The Post‘s Jonathan Kay wholly repudiates Rick Salutin and everything he stands for, noting the Globe columnist’s recent comparison between presidential elections in the US in 2000 and Zimbabwe in 2008. “Who among us does not remember those pitiful scenes … when Republican storm troopers went door-to-door in Florida’s left-leaning counties, burning alive the children and wives of Democratic activists?” Kay asks. He nevertheless professes a “soft spot” for Salutin, based on a “civilized evening” they once spent “eating Serbian pizza together with my mother,” but nevertheless declares “the era in which the man had anything defensible to say about politics and world events” officially over.

Armchair counterinsurgency
Writing from his well-fortified bunker in Ottawa, noted counterinsurgency expert Jeffrey Simpson renews his valid but tiresome objections to the Afghanistan operation: the porous border with Pakistan, the narco-economy, and troop shortages. And with everyone from Stephen Harper to U.S. Defence Secretary Robert Gates to the Senlis Council to “informed academics” arguing that violence is increasing in Afghanistan as a result of those failings, he demands to know why our new Chief of Defence Staff is still spinning the problems as “insignificant.”

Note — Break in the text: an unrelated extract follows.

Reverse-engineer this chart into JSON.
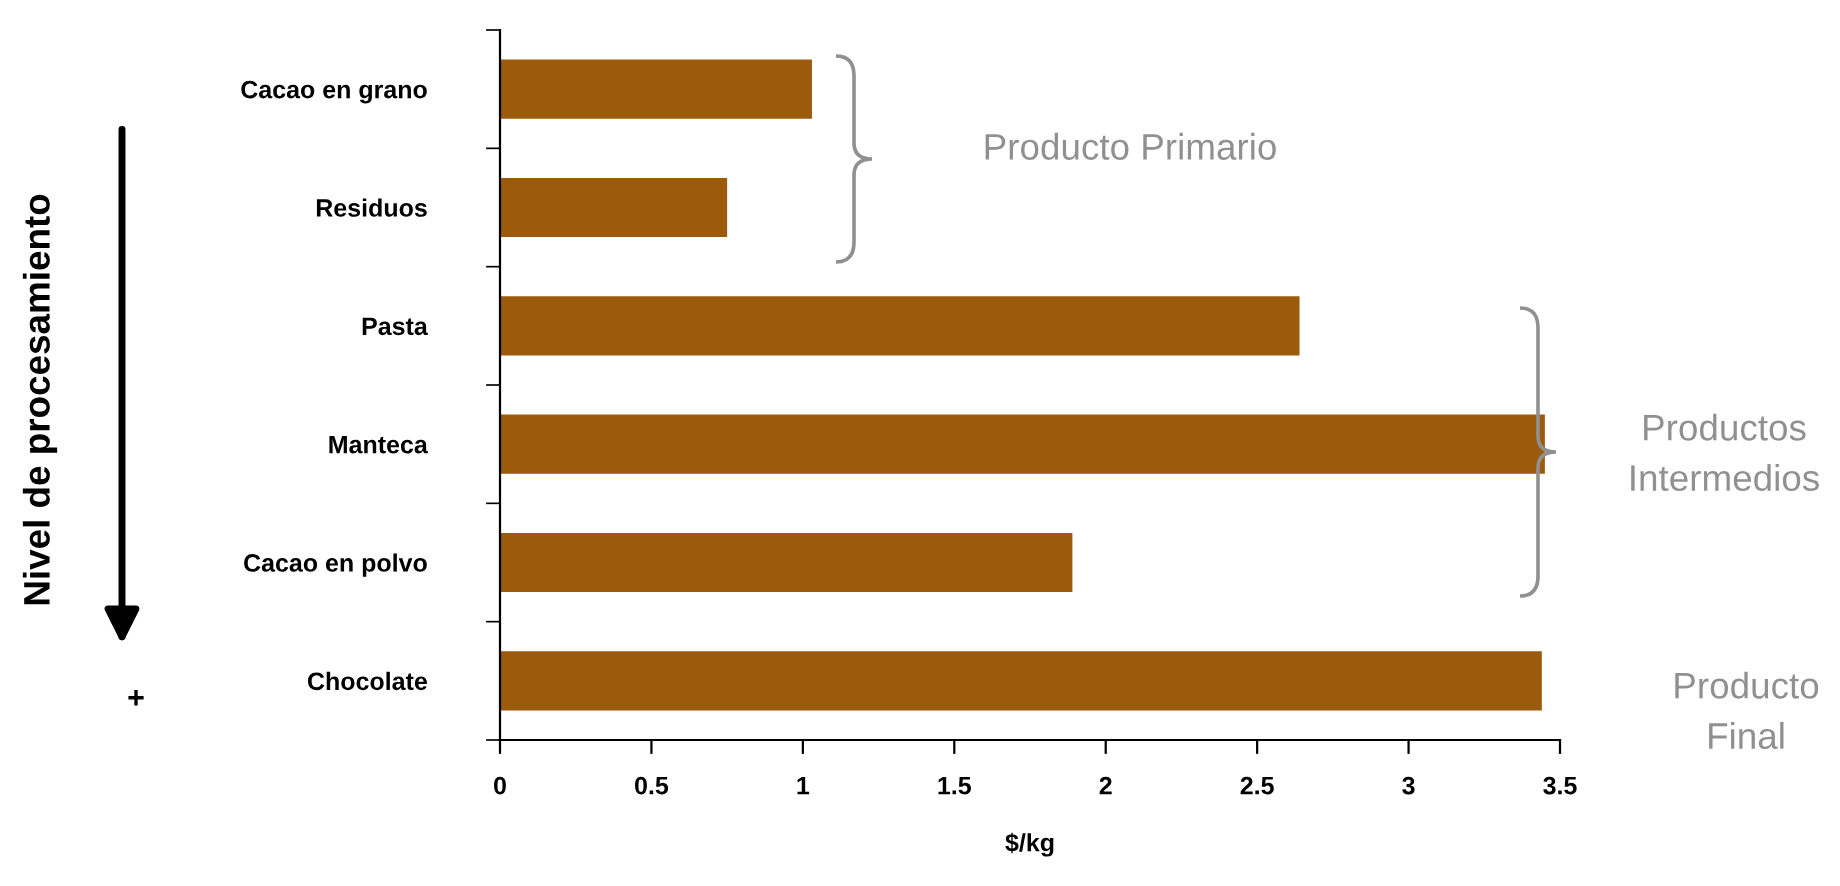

Meanwhile, in Kandahar, the Edmonton Journal‘s Graham Thomson goes walkabout and finds the local burghers deeply conflicted about Canada’s mission, and indeed about which brand of insecurity and suffering—the current one or the Taliban’s—they prefer. He also finds bizarre opinions, such as that of a 32-year-old teacher who believes the NATO operation is simply a strategic prelude to “a future attack against Russia.” Another evinces what appears to be a common, charming trait among Afghan men—offering to solve the country’s problems holus-bolus. “Give me 15,000 soldiers,” a farmer and former Mujahadeen tells Thomson, “and I will put an end to the fighting.”

Duly noted
The Vancouver Sun‘s Vaughn Palmer accuses B.C. Premier Gordon Campbell of serial fudging when it comes to how the province intends to reach its ambitious carbon emissions reduction targets. Last month’s climate plan, for example, claims to bring B.C. 73 per cent of the way towards the “40-million-tonne challenge”—but that was based on a “business-as-usual scenario” of 78 million tonnes of emissions in 2020, Palmer notes, whereas it had been 85 million tonnes when originally announced. “Where I come from,” he concludes, “that’s called moving the goal posts closer to the ball to improve the chances of scoring.”

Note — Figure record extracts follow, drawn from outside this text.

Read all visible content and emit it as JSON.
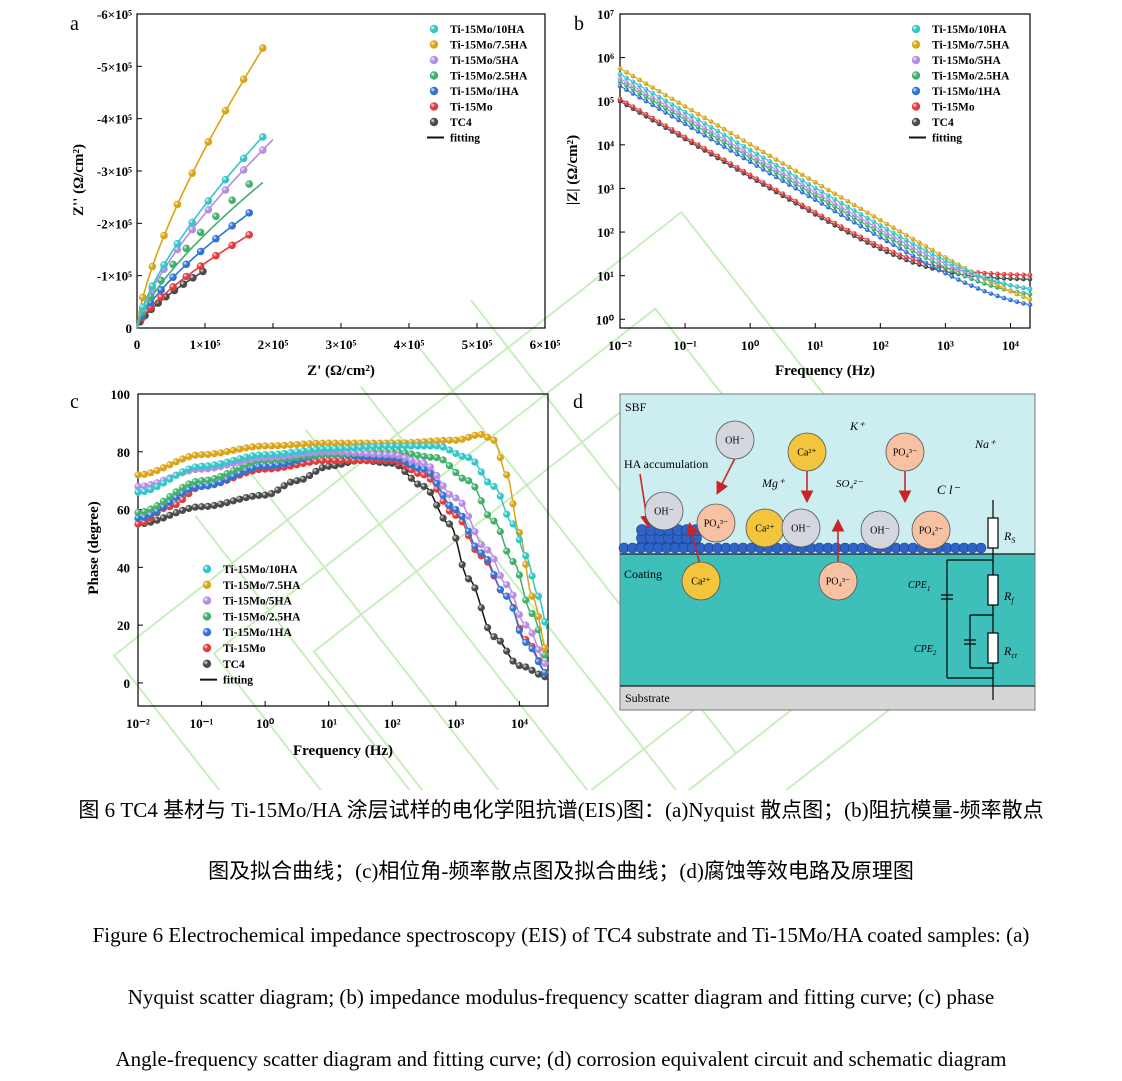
{
  "colors": {
    "10HA": "#33c6c9",
    "7.5HA": "#d9a415",
    "5HA": "#b78ce3",
    "2.5HA": "#40b06a",
    "1HA": "#2f73d6",
    "Mo": "#e23b3b",
    "TC4": "#4a4a4a",
    "fit": "#111111",
    "sbf_bg": "#cdeef0",
    "coating_bg": "#3fbfb9",
    "substrate_bg": "#d6d6d6",
    "beads": "#2f63c8",
    "arrow": "#c8252a",
    "watermark": "#9be28a"
  },
  "chart_data": [
    {
      "panel": "a",
      "type": "scatter",
      "title": "",
      "xlabel": "Z' (Ω/cm²)",
      "ylabel": "Z'' (Ω/cm²)",
      "xlim": [
        0,
        600000
      ],
      "ylim": [
        0,
        -600000
      ],
      "x_ticks": [
        "0",
        "1×10⁵",
        "2×10⁵",
        "3×10⁵",
        "4×10⁵",
        "5×10⁵",
        "6×10⁵"
      ],
      "y_ticks": [
        "0",
        "-1×10⁵",
        "-2×10⁵",
        "-3×10⁵",
        "-4×10⁵",
        "-5×10⁵",
        "-6×10⁵"
      ],
      "legend": [
        "Ti-15Mo/10HA",
        "Ti-15Mo/7.5HA",
        "Ti-15Mo/5HA",
        "Ti-15Mo/2.5HA",
        "Ti-15Mo/1HA",
        "Ti-15Mo",
        "TC4",
        "fitting"
      ],
      "series": [
        {
          "name": "Ti-15Mo/10HA",
          "key": "10HA",
          "end": [
            185000,
            365000
          ],
          "fit_end": [
            188000,
            370000
          ]
        },
        {
          "name": "Ti-15Mo/7.5HA",
          "key": "7.5HA",
          "end": [
            185000,
            535000
          ],
          "fit_end": [
            188000,
            540000
          ]
        },
        {
          "name": "Ti-15Mo/5HA",
          "key": "5HA",
          "end": [
            185000,
            340000
          ],
          "fit_end": [
            200000,
            360000
          ]
        },
        {
          "name": "Ti-15Mo/2.5HA",
          "key": "2.5HA",
          "end": [
            165000,
            275000
          ],
          "fit_end": [
            185000,
            278000
          ]
        },
        {
          "name": "Ti-15Mo/1HA",
          "key": "1HA",
          "end": [
            165000,
            220000
          ],
          "fit_end": [
            168000,
            222000
          ]
        },
        {
          "name": "Ti-15Mo",
          "key": "Mo",
          "end": [
            165000,
            178000
          ],
          "fit_end": [
            168000,
            180000
          ]
        },
        {
          "name": "TC4",
          "key": "TC4",
          "end": [
            97000,
            108000
          ],
          "fit_end": [
            100000,
            110000
          ]
        }
      ]
    },
    {
      "panel": "b",
      "type": "line",
      "xlabel": "Frequency (Hz)",
      "ylabel": "|Z| (Ω/cm²)",
      "xscale": "log",
      "yscale": "log",
      "xlim_log": [
        -2,
        4.3
      ],
      "ylim_log": [
        -0.2,
        7
      ],
      "x_ticks": [
        "10⁻²",
        "10⁻¹",
        "10⁰",
        "10¹",
        "10²",
        "10³",
        "10⁴"
      ],
      "y_ticks": [
        "10⁰",
        "10¹",
        "10²",
        "10³",
        "10⁴",
        "10⁵",
        "10⁶",
        "10⁷"
      ],
      "legend": [
        "Ti-15Mo/10HA",
        "Ti-15Mo/7.5HA",
        "Ti-15Mo/5HA",
        "Ti-15Mo/2.5HA",
        "Ti-15Mo/1HA",
        "Ti-15Mo",
        "TC4",
        "fitting"
      ],
      "series": [
        {
          "name": "Ti-15Mo/10HA",
          "key": "10HA",
          "logZ_low": 5.62,
          "logR": 0.55
        },
        {
          "name": "Ti-15Mo/7.5HA",
          "key": "7.5HA",
          "logZ_low": 5.75,
          "logR": 0.0
        },
        {
          "name": "Ti-15Mo/5HA",
          "key": "5HA",
          "logZ_low": 5.52,
          "logR": 0.6
        },
        {
          "name": "Ti-15Mo/2.5HA",
          "key": "2.5HA",
          "logZ_low": 5.45,
          "logR": 0.45
        },
        {
          "name": "Ti-15Mo/1HA",
          "key": "1HA",
          "logZ_low": 5.35,
          "logR": 0.15
        },
        {
          "name": "Ti-15Mo",
          "key": "Mo",
          "logZ_low": 5.05,
          "logR": 1.0
        },
        {
          "name": "TC4",
          "key": "TC4",
          "logZ_low": 5.0,
          "logR": 0.9
        }
      ]
    },
    {
      "panel": "c",
      "type": "line",
      "xlabel": "Frequency (Hz)",
      "ylabel": "Phase (degree)",
      "xscale": "log",
      "xlim_log": [
        -2,
        4.45
      ],
      "ylim": [
        -8,
        100
      ],
      "x_ticks": [
        "10⁻²",
        "10⁻¹",
        "10⁰",
        "10¹",
        "10²",
        "10³",
        "10⁴"
      ],
      "y_ticks": [
        "0",
        "20",
        "40",
        "60",
        "80",
        "100"
      ],
      "legend": [
        "Ti-15Mo/10HA",
        "Ti-15Mo/7.5HA",
        "Ti-15Mo/5HA",
        "Ti-15Mo/2.5HA",
        "Ti-15Mo/1HA",
        "Ti-15Mo",
        "TC4",
        "fitting"
      ],
      "series": [
        {
          "name": "Ti-15Mo/10HA",
          "key": "10HA",
          "logf": [
            -2,
            -1,
            0,
            1,
            2,
            2.7,
            3.2,
            3.6,
            3.9,
            4.1,
            4.3,
            4.45
          ],
          "phase": [
            66,
            75,
            79,
            81,
            82,
            82,
            78,
            68,
            55,
            44,
            30,
            18
          ]
        },
        {
          "name": "Ti-15Mo/7.5HA",
          "key": "7.5HA",
          "logf": [
            -2,
            -1,
            0,
            1,
            2,
            3,
            3.4,
            3.6,
            3.8,
            4.0,
            4.2,
            4.45
          ],
          "phase": [
            72,
            79,
            82,
            83,
            83,
            84,
            86,
            84,
            72,
            52,
            30,
            10
          ]
        },
        {
          "name": "Ti-15Mo/5HA",
          "key": "5HA",
          "logf": [
            -2,
            -1,
            0,
            1,
            2,
            2.5,
            3.0,
            3.5,
            3.8,
            4.1,
            4.45
          ],
          "phase": [
            68,
            74,
            78,
            80,
            79,
            76,
            64,
            46,
            34,
            20,
            6
          ]
        },
        {
          "name": "Ti-15Mo/2.5HA",
          "key": "2.5HA",
          "logf": [
            -2,
            -1,
            0,
            1,
            2,
            2.7,
            3.2,
            3.6,
            3.9,
            4.2,
            4.45
          ],
          "phase": [
            59,
            70,
            77,
            79,
            80,
            78,
            70,
            56,
            42,
            24,
            8
          ]
        },
        {
          "name": "Ti-15Mo/1HA",
          "key": "1HA",
          "logf": [
            -2,
            -1,
            0,
            1,
            2,
            2.5,
            3.0,
            3.4,
            3.8,
            4.1,
            4.45
          ],
          "phase": [
            57,
            68,
            75,
            79,
            78,
            74,
            60,
            45,
            30,
            14,
            3
          ]
        },
        {
          "name": "Ti-15Mo",
          "key": "Mo",
          "logf": [
            -2,
            -1.5,
            -1,
            0,
            1,
            2,
            2.5,
            3.0,
            3.4,
            3.8,
            4.1,
            4.45
          ],
          "phase": [
            55,
            61,
            68,
            74,
            77,
            77,
            72,
            58,
            44,
            30,
            15,
            3
          ]
        },
        {
          "name": "TC4",
          "key": "TC4",
          "logf": [
            -2,
            -1,
            0,
            0.5,
            1,
            1.5,
            2,
            2.5,
            2.9,
            3.2,
            3.6,
            4.0,
            4.45
          ],
          "phase": [
            55,
            61,
            65,
            70,
            75,
            77,
            76,
            68,
            55,
            36,
            16,
            6,
            2
          ]
        }
      ]
    }
  ],
  "panel_labels": {
    "a": "a",
    "b": "b",
    "c": "c",
    "d": "d"
  },
  "schematic": {
    "sbf_label": "SBF",
    "coating_label": "Coating",
    "substrate_label": "Substrate",
    "hac_label": "HA accumulation",
    "ions_text": [
      "K⁺",
      "Na⁺",
      "Mg⁺",
      "SO₄²⁻",
      "C l⁻"
    ],
    "oh_label": "OH⁻",
    "ca_label": "Ca²⁺",
    "po_label": "PO₄³⁻",
    "rs": "R",
    "rs_sub": "S",
    "rf": "R",
    "rf_sub": "f",
    "rct": "R",
    "rct_sub": "ct",
    "cpe1": "CPE",
    "cpe1_sub": "1",
    "cpe2": "CPE",
    "cpe2_sub": "2"
  },
  "caption": {
    "cn_line1": "图 6 TC4 基材与 Ti-15Mo/HA 涂层试样的电化学阻抗谱(EIS)图：(a)Nyquist 散点图；(b)阻抗模量-频率散点",
    "cn_line2": "图及拟合曲线；(c)相位角-频率散点图及拟合曲线；(d)腐蚀等效电路及原理图",
    "en_line1": "Figure 6 Electrochemical impedance spectroscopy (EIS) of TC4 substrate and Ti-15Mo/HA coated samples: (a)",
    "en_line2": "Nyquist scatter diagram; (b) impedance modulus-frequency scatter diagram and fitting curve; (c) phase",
    "en_line3": "Angle-frequency scatter diagram and fitting curve; (d) corrosion equivalent circuit and schematic diagram"
  }
}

The Globe‘s John Ibbitson looks at the delicate-but-crucial process of wooing Latino voters to the Obama and McCain camps. McCain is in a particularly tough spot, he suggests, “caught between placating his conservative base” with tough talk on immigration “and appealing to Latinos for their support”—and at risk of “alienating both camps” in the process. It’s no gimme for Obama either, however, given that Latinos “heavily favoured Hilary Clinton” during the primaries and may “stay home” sooner than vote for her vanquisher.

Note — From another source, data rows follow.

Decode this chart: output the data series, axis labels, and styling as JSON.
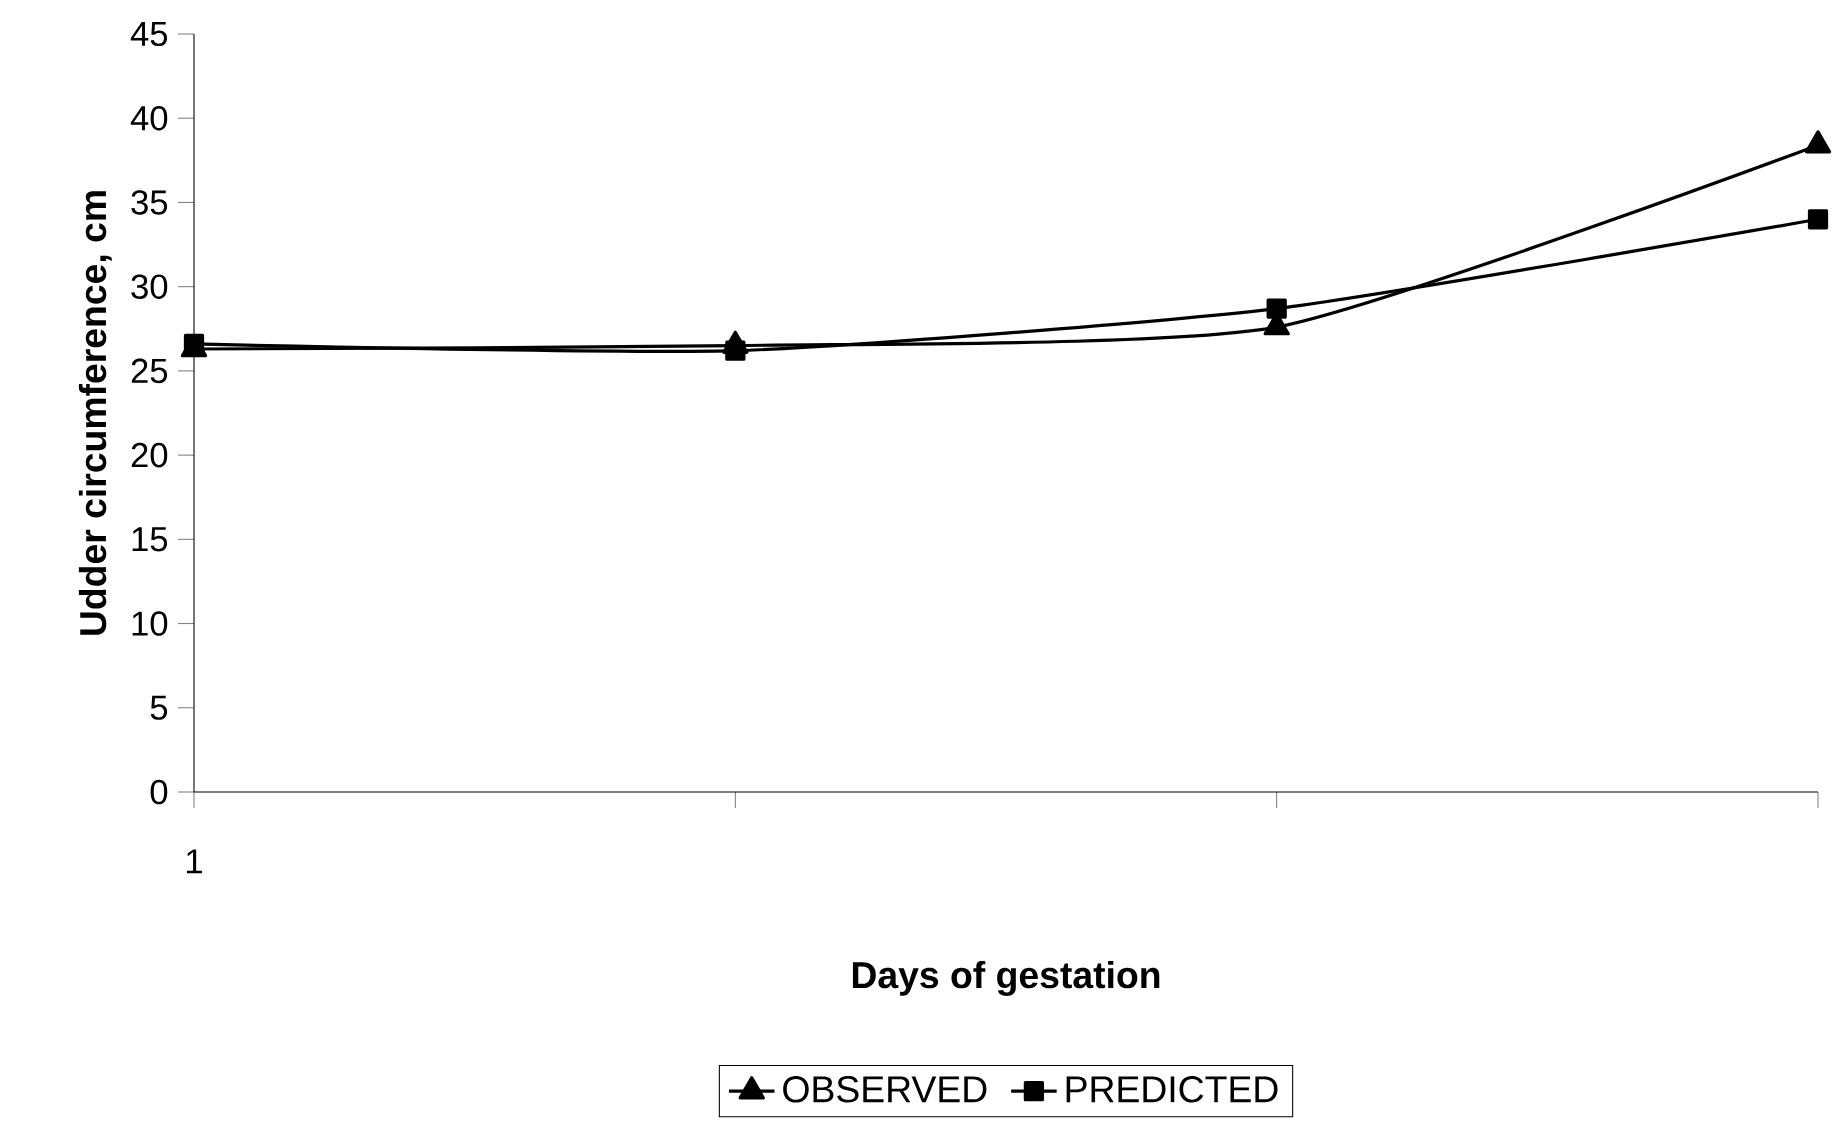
{
  "chart_data": {
    "type": "line",
    "xlabel": "Days of gestation",
    "ylabel": "Udder circumference, cm",
    "categories": [
      "1",
      null,
      null,
      null
    ],
    "series": [
      {
        "name": "OBSERVED",
        "color": "#000000",
        "marker": "triangle",
        "values": [
          26.3,
          26.5,
          27.6,
          38.4
        ]
      },
      {
        "name": "PREDICTED",
        "color": "#000000",
        "marker": "square",
        "values": [
          26.6,
          26.2,
          28.7,
          34.0
        ]
      }
    ],
    "ylim": [
      0,
      45
    ],
    "yticks": [
      0,
      5,
      10,
      15,
      20,
      25,
      30,
      35,
      40,
      45
    ],
    "legend": "bottom",
    "grid": false
  }
}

In the Ottawa Citizen, Andrew Cohen—who claims to be a visiting fellow at the German Institute for International and Security Affairs but seems to have taken a side-gig at the tourist board—files a ridiculously, hilariously earnest appreciation of Germany and all the magnificent people, things, plants and animals that dwell within its borders. Our favourite details:

  • “The Mercedes Benz ‘A’ Class… is serviced only once a year. Amazing.”
  • “Public bathrooms are immaculate—particularly those with that magical arm that quietly washes and wipes toilet seats after each use. … Extraordinary.”
  • “Germans instinctively understand engineering, which is why washing machines run forever and produce sanitized clothes.”
  • “Homes have gates and sophisticated locks. And residential telephones … do not allow a third party to eavesdrop on a conversation on an extension.”